The stock continued its momentum today, having briefly broken through the 800p barrier following the release of better-than-expected full-year results, showing organic revenues growth of 6.6% and a 10% surge in profits to £475 million.
The results marked the conclusion of a three-year transformation programme outlined in June 2015 and for which Sage has met targets of 6% organic revenue growth, and 27% underlying operating margins, in each of the three years.
The turnaround at the payroll and accounting software giant has been overseen by chief executive Stephen Kelly, who took charge in November 2014. Since his arrival, Sage has gone from having no cloud presence to £300 million of annualised recurring revenue, growing at a rate over 80% in the last year.
Sage will now update the market on its future growth plans at a Capital Markets Day on 25 January. But until then, there's a sense among investors that the company is at a crossroads.

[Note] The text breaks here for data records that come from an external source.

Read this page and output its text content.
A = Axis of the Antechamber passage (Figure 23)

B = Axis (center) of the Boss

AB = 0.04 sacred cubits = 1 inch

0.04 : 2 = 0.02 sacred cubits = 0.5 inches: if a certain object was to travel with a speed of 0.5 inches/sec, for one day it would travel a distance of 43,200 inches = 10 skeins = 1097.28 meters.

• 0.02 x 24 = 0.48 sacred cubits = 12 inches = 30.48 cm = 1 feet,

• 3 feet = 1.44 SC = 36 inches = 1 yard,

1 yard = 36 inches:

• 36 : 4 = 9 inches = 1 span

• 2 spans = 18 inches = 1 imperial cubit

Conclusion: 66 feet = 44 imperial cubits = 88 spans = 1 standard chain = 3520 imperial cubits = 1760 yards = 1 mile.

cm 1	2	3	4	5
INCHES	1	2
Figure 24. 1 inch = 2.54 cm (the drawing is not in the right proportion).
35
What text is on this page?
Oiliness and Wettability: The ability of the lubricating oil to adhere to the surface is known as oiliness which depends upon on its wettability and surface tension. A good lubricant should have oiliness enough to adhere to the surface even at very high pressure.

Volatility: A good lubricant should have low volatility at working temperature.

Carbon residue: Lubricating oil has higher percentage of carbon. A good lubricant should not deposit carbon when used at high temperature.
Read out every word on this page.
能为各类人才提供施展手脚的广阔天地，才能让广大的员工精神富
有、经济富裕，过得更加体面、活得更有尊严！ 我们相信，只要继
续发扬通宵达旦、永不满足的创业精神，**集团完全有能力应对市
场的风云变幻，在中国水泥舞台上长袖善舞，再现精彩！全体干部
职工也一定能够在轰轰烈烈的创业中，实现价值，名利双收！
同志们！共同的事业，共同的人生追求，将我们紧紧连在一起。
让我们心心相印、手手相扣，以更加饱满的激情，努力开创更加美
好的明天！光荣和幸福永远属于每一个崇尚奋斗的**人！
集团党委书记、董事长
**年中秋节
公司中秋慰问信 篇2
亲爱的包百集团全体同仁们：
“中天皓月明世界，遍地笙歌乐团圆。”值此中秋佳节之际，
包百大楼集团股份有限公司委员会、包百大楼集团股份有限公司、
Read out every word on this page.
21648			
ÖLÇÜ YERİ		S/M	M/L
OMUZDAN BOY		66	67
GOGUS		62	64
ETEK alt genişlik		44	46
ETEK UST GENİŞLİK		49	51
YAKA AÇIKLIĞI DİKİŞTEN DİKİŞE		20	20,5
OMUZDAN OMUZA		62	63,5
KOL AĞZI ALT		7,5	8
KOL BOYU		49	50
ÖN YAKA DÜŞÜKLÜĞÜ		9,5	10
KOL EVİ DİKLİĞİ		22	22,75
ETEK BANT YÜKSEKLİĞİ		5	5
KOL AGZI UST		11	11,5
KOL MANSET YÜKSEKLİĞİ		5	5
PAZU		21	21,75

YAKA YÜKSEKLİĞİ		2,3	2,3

That's demonstrated by the mixture of analyst comment today, with Stifel among the most upbeat with a 'buy' recommendation and new price target of 863p, implying 10% potential upside.
Analyst George O'Connor said Sage's continued transition to the cloud was significant, but that the main attraction remained the company's strong cash generation.
He has raised his 2018 forecasts to show revenues of £1.9 billion, pre-tax profits of £519 million and an EPS of 34.8p, up from 32.9p previously predicted. That puts the shares on a forward price/earnings (PE) ratio of 22.6, it's reward for forecast annual EPS growth in the high single-digits for at least the next couple of years.
O'Connor added: "Tech recoveries are about the three 'Ps' - product, people and process - and while we should get more on these at the Capital Markets Day, these final results are far more than a curtain raiser."
UBS is more cautious, with a price target of 680p, while analysts at Barclays think there's a potential downside to around 685p.
Barclays questioned whether Sage managed to deliver any meaningful growth on an underlying basis.
It added that the sale of Sage's US payment business and the acquisitions of cloud-based businesses Intacct and Fairsail, meant that Sage did not require any underlying improvement to meet its 2018 target for 8% organic revenue growth and margin of around 27.5%.
Barclays said: "Underlying there is little improvement noticeable, but optically the growth is starting to look attractive.
"The stock reaction today will be largely driven by CEO Kelly's ability to convince investors that the next stage of the transition will deliver the promised underlying improvement in KPIs."